The country’s participating law enforcement agencies documented 7,314 hate crimes last year, almost reaching the 7,783 recorded in 2008. 

The FBI reported the most hate-motivated killings, at 51, since the bureau began recording the data in the early 1990s, according to an Associated Press analysis of the data. 


The 51 killings classified as hate-based included the deaths of 22 people in the August 2019 shooting in El Paso, Texas, in which the suspect targeted Mexicans at a Walmart. 

The bureau defines hate crimes as offenses motivated by bias based on a person’s race, religion, sexual orientation or other categories. 

The FBI determined an almost 7 percent increase in religion-based hate crimes, with 953 reports of crimes targeting Jews and Jewish institutions in 2019. The year prior the bureau reported 835 crimes against Jews and Jewish institutions. 

Crimes against African Americans decreased slightly to 1,930 from 1,943 in 2018. But crimes against Hispanic people jumped to 527 last year from 485 the previous year. Crimes based on sexual orientation remained at the same level with one fewer crime in 2019 compared to 2018. 

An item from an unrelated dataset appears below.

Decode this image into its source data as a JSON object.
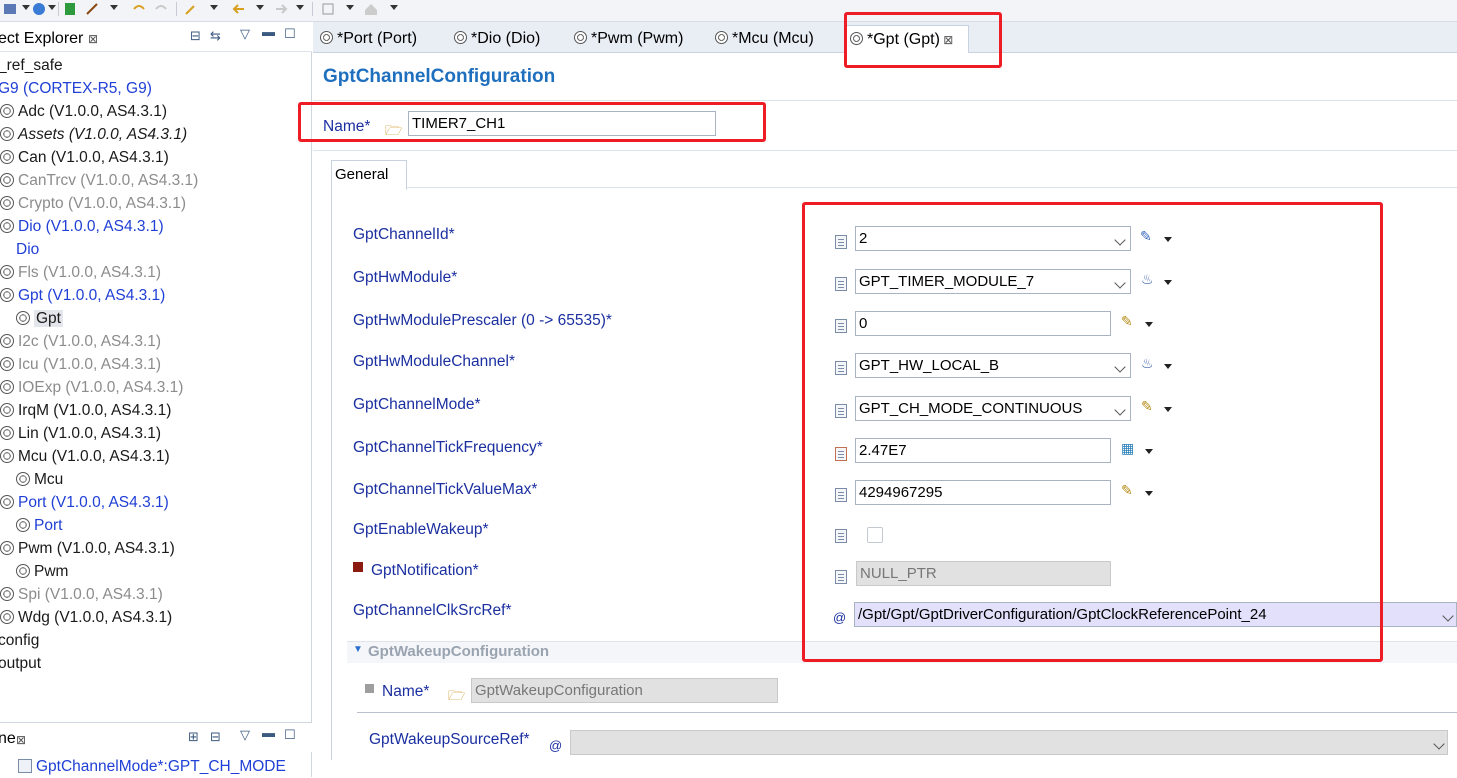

While law enforcement recorded an increase in hate crimes last year, only 2,172 of the about 15,000 participating agencies reported hate crime data to the bureau, according to the AP analysis. Many of the agencies  about 86 percent — appeared not to report any hate crime incidents, and the number of participating police departments decreased from 2018. 

Several advocacy groups, including the Anti-Defamation League, requested an improved data collection system for hate crimes in response to the data release, as experts indicate the current data is likely incomplete because it’s based on voluntary reporting. 

Anti-Defamation League President Jonathan Greenblatt said in a statement that one individual targeted in a hate crime “hurts the whole community.” 

“The total severity of the impact and damage caused by hate crimes cannot be fully measured without complete participation in the FBI’s data collection process,” he said.